I should also clarify that by saying that I wouldn’t normally recommend getting family or friends to read your stuff. Not unless you’re really confident they will be as objective as anyone realistically can be, and will actually provide helpful feedback. Any writers’ forum or quick google on the subject will bring up all sorts of horror stories about it going badly wrong. But, in our case, we’ve got form. As Literature and Law grads, we’ve proof read each other’s written work since University, and critiqued everything from structure to concept, and then some.
That said, a job combining brutally long hours and an extensive amount of paperwork means that the last thing A. wants to do in his spare time is read more words, along with facing the full force of my enthusiasm for historical costuming. (I know, right! Who doesn’t love a kirtle?)
So, for now, I’m working with another local writer, exchanging a couple of chapters every other week.
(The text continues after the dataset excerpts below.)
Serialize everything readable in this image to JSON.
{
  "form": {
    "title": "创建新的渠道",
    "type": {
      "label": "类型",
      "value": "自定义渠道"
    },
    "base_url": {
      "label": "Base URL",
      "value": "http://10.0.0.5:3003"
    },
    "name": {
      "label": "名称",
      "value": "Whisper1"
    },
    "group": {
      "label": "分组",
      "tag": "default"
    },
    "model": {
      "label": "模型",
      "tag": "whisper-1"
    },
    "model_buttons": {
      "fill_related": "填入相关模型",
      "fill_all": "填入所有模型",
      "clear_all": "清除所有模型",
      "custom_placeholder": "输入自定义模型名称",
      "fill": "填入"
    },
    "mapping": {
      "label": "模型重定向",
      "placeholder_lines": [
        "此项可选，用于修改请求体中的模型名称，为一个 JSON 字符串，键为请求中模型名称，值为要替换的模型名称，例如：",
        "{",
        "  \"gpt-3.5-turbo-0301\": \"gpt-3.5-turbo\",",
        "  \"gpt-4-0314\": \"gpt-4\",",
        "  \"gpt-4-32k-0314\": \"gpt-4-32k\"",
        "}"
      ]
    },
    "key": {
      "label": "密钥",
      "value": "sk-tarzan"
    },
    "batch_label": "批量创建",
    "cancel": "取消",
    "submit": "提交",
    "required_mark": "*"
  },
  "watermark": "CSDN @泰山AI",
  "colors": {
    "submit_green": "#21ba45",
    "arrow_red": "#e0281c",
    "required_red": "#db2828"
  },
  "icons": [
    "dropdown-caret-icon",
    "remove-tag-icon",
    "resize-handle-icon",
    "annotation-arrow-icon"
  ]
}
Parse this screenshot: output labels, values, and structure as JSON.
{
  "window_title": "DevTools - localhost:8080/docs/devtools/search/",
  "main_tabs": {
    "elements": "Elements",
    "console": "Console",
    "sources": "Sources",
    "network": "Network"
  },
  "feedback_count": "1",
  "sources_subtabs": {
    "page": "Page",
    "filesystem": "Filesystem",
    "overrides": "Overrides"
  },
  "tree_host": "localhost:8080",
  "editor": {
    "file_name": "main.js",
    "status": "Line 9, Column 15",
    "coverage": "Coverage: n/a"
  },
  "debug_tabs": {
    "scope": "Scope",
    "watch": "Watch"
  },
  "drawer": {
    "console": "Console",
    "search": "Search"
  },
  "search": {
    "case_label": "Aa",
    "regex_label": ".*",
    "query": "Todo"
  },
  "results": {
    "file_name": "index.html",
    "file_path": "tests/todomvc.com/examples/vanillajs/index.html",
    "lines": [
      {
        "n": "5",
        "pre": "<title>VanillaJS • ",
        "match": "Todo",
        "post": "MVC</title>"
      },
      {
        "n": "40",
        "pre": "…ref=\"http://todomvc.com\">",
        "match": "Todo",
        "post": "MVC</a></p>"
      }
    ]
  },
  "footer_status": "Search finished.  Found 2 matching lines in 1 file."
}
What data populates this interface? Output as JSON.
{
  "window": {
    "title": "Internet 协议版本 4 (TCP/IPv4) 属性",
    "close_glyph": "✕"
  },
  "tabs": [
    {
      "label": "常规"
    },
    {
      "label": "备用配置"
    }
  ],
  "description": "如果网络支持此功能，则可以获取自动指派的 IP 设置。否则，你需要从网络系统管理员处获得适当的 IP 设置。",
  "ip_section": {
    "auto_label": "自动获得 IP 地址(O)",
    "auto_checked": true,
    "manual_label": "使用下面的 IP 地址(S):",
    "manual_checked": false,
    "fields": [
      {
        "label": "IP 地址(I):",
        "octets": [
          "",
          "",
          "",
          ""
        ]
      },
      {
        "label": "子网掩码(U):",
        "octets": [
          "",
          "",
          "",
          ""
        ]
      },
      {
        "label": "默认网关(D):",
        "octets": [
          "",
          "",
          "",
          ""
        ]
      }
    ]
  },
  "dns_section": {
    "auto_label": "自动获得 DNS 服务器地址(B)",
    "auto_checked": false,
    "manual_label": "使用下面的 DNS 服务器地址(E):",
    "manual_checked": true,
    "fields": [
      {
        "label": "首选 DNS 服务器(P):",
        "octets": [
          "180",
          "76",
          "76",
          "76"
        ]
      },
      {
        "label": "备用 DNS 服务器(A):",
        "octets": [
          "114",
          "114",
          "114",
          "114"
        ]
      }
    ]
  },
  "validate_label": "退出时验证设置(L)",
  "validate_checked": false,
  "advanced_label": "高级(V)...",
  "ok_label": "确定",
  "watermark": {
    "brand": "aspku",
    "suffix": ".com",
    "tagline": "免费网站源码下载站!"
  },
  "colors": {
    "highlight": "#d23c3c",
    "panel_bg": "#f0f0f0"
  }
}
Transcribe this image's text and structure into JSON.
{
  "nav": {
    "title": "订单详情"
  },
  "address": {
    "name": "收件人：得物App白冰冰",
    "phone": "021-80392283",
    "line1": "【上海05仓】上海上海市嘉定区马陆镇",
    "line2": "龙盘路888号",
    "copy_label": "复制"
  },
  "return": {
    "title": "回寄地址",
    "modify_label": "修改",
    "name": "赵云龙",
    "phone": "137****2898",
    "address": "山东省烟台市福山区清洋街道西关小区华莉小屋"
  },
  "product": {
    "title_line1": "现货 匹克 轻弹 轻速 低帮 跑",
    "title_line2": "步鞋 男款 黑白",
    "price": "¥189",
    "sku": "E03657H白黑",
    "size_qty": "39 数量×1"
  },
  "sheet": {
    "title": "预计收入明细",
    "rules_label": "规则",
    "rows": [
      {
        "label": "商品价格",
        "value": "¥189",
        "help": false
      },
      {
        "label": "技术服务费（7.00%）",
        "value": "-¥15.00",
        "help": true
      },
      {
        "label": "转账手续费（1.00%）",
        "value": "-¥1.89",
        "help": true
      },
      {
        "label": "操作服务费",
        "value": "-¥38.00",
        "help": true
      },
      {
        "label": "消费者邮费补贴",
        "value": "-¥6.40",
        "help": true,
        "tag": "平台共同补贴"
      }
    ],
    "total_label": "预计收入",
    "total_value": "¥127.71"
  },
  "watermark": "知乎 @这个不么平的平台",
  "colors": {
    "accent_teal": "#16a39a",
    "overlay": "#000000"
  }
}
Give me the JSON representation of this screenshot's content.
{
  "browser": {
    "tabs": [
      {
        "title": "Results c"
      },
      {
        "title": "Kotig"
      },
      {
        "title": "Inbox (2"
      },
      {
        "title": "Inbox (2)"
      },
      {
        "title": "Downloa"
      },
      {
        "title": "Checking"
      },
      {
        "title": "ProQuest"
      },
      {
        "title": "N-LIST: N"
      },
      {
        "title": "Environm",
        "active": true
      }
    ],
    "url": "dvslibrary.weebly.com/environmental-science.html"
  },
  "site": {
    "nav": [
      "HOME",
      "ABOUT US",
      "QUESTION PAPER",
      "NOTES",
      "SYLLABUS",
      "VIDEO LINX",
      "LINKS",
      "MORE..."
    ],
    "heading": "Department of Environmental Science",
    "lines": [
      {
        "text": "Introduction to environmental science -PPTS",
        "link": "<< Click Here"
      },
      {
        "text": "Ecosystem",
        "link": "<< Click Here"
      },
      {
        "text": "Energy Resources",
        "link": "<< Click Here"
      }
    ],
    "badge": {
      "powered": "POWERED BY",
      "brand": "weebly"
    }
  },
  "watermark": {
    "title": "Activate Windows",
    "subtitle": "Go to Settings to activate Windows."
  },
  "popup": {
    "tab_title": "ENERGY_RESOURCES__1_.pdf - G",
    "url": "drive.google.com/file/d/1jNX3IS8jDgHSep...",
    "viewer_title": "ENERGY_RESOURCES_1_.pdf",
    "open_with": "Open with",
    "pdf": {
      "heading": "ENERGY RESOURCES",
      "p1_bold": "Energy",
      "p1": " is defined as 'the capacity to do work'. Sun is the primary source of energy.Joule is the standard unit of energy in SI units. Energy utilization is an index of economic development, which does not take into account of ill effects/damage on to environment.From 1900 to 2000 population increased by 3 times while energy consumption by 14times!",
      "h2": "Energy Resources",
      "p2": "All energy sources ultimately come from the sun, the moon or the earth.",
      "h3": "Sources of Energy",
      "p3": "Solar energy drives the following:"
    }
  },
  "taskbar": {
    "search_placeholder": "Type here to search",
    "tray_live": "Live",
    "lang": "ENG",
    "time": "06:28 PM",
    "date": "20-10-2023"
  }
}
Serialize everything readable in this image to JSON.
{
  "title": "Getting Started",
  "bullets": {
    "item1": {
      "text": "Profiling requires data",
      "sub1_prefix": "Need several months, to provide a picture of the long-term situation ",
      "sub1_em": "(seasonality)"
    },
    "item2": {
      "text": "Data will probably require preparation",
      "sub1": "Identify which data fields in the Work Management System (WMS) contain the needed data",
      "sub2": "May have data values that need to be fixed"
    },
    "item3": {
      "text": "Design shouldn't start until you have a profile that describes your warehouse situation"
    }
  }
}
And, yes, it’s scary handing over your baby on a judgment based on short acquaintance. With the exception of a brief meeting at a local writing group meetup, we were total strangers before we began. And, of course, that scariness is doubly so when nobody’s laid eyes on that particular piece apart from you. Well, except for that handful of pages a schoolteacher once read, way back when, for a creative writing assignment and looked at me like I’d grown a second head. But that’s another story. However, in having nowhere to hide, it’s actually a pretty good exercise in letting go.
A whole seven chapters are now out in the world, albeit in very circumscribed form. I can’t wait to add more.
In the meantime, A. has kindly informed me with his best lawyer’s grin that he thinks that there’ll be an evil priest involved, a mysterious mystery, and a mega-battle at some point. Admittedly he’s not completely wrong on all counts, but you’ll have to read the actual thing to find out.